New data revealing what happened to adult learners after taking part in further education was published for the first time today.

The experimental data focuses on the destination and progression of adults in FE in 2010/11, and shows whether they moved into employment or further learning the following year.

It reveals that of the total 1.5 million post-19 adult learners on publicly-funded skills or apprenticeship courses, 72 per cent had a “sustained positive outcome”, either into employment or learning.

Historically, success in the FE sector has been measured by the number of learners completing and achieving qualifications.

The Department for Business, Innovation and Skills (BIS), which published the data, said the new approach will help people understand the real-life benefits of qualifications and training.
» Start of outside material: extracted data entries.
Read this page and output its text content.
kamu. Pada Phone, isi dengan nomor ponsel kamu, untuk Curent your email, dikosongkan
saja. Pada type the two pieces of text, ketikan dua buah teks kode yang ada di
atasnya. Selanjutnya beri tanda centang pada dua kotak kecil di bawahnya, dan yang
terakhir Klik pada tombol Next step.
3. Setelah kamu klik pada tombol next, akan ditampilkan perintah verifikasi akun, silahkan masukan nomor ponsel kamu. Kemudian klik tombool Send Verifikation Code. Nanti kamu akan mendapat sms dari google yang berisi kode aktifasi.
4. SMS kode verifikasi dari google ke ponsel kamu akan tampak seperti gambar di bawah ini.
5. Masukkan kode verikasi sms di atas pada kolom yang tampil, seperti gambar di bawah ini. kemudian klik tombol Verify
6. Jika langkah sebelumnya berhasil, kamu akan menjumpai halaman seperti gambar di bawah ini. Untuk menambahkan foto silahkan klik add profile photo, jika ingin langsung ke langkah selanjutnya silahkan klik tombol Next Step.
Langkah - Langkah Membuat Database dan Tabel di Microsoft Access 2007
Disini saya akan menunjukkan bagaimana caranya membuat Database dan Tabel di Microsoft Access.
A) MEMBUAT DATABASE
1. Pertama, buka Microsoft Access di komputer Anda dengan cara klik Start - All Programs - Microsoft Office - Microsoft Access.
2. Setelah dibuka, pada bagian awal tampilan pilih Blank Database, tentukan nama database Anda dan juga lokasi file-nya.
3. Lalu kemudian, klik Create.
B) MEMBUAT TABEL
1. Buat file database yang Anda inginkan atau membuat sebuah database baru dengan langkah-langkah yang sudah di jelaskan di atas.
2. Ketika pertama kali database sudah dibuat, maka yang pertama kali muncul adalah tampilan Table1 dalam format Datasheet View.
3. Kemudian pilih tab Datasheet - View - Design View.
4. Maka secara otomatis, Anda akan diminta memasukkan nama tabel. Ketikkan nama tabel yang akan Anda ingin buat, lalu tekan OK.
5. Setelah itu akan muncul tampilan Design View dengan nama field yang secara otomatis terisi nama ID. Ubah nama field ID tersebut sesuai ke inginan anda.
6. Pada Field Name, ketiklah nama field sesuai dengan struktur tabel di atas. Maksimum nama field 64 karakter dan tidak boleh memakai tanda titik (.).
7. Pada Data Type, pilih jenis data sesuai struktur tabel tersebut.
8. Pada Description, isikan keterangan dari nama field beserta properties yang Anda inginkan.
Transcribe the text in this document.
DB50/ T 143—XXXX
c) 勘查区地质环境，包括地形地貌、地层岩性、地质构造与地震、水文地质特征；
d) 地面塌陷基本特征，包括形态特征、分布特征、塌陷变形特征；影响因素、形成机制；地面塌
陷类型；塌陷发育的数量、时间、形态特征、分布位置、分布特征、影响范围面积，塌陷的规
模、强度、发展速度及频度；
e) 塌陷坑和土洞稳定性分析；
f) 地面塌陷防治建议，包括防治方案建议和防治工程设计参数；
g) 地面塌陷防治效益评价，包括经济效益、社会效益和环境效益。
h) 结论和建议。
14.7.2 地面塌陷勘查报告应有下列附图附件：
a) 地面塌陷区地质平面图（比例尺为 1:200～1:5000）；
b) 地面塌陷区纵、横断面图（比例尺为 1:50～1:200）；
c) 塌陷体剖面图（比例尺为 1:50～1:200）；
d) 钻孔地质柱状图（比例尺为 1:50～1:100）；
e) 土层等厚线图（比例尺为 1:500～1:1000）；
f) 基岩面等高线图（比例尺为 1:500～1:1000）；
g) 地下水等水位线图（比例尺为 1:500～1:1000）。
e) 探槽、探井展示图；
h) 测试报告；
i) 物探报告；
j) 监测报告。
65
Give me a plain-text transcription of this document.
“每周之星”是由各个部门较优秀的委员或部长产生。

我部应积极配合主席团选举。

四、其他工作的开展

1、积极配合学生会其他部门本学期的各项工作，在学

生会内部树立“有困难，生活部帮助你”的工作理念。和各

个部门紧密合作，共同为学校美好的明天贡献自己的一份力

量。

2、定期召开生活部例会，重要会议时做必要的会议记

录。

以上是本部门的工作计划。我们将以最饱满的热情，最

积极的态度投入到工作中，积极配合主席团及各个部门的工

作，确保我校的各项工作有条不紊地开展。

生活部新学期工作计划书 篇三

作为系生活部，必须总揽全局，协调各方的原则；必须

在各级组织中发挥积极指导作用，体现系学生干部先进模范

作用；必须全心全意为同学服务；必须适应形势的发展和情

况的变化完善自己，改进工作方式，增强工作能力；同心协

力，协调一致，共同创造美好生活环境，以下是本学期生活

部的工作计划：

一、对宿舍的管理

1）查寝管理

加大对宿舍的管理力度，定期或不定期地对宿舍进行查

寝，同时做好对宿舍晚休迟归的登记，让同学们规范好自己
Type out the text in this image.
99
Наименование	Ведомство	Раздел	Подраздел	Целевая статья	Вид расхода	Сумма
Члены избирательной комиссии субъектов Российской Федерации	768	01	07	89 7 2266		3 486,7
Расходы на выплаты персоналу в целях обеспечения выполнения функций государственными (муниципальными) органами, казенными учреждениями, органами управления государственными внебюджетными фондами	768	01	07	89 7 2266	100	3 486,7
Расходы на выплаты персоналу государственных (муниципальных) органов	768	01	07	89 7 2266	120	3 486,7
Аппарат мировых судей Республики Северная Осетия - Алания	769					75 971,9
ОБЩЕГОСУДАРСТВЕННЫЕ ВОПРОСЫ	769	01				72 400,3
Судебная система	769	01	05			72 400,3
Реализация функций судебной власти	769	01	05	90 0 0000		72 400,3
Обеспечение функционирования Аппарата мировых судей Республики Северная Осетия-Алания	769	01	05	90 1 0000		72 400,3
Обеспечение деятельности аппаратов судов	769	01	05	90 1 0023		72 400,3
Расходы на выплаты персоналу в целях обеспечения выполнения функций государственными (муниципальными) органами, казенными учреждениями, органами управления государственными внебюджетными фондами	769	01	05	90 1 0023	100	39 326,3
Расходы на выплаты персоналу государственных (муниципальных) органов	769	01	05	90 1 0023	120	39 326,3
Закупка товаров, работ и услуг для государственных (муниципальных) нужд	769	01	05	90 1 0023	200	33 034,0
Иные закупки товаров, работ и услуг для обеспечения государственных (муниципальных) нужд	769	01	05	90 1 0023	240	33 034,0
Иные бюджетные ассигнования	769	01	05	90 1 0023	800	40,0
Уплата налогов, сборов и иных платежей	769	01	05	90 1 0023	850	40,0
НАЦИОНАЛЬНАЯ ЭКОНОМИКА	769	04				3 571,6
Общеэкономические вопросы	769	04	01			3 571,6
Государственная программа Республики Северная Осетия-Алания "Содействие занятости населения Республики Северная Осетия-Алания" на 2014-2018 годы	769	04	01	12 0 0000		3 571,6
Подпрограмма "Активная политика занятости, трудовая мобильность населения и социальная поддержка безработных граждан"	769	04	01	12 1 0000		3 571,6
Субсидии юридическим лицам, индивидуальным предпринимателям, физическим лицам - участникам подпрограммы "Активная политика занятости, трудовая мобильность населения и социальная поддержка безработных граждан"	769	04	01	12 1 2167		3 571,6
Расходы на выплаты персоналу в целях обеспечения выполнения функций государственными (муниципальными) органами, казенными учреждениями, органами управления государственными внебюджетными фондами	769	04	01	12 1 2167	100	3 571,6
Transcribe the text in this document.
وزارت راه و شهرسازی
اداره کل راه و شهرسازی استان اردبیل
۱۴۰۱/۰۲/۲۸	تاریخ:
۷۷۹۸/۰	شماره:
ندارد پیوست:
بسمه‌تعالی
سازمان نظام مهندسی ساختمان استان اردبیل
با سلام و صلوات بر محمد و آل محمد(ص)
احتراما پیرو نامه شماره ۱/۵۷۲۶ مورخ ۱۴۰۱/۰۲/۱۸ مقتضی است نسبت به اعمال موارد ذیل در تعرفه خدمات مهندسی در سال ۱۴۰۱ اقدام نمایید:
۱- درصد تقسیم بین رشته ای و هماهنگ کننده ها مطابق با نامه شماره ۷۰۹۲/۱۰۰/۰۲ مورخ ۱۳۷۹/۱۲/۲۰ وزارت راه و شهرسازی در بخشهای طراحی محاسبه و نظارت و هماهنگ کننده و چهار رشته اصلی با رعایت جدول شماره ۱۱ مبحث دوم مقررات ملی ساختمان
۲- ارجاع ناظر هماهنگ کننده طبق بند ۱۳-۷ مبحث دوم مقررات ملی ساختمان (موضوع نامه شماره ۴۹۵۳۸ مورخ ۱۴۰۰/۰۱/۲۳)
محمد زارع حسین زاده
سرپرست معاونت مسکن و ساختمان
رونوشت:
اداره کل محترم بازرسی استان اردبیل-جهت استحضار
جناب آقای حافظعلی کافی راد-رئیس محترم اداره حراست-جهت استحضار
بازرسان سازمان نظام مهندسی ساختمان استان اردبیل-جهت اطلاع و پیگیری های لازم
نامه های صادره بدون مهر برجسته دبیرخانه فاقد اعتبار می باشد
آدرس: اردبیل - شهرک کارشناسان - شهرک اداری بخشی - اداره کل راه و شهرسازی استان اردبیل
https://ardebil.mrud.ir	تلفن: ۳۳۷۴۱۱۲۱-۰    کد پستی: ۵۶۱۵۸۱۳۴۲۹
Skills minister Nick Boles said it was an important step in “recalibrating” the way success is thought of in FE. “Simply gaining a qualification is not the reason learners enter education and therefore should not be the sole measure by which we determine success,” he said.

“Instead we need to look at where education leads - whether that’s employment or further study.

“We need to be scrutinising not only how well further education providers deliver learning, but also what that learning achieves. By using a more holistic measure of success, we are working to incentivise providers to stretch and challenge students.”

The government is launching a consultation on how outcome-based success measures can be used in future.

It wants students, employers and those working within the FE sector to share their views on how the measures should be calculated and presented to make sure they are useful for all.

The Association of Colleges said success could rarely be summed up in a single measure, particularly as colleges serve such a diverse range of students, but anything that helps students make more informed decisions was worthwhile.

Joy Mercer, director of education policy at the AoC, said the data is also useful to colleges, who currently have to spend time and money finding out what happens to their students.

“However, the government must be careful not to confuse helpful data on which courses can lead to better employment prospects, with expecting colleges to have direct responsibility for job success,” she said.

“Some colleges are operating in the most deprived areas where jobs are scarce, and the government must accept that there are a whole range of local stakeholders, in particular Local Enterprise Partnerships, who also play a key role in creating new employment opportunities.”

David Hughes, chief executive of adult education body Niace, said the publication of the data was “an impressive move” from Bis that would reveal the real value and impact of FE.

“The new measures recognise that qualifications are not always the principal aim of learners but often their motivation is for work and progression to further learning,” he said.

“We need a debate about which datasets are the most important and how we use them.  For instance we must exercise caution when comparing providers because of the variations in subject mix, learner populations and demographics and the job markets they are operating in.”

The consultation runs until October 10.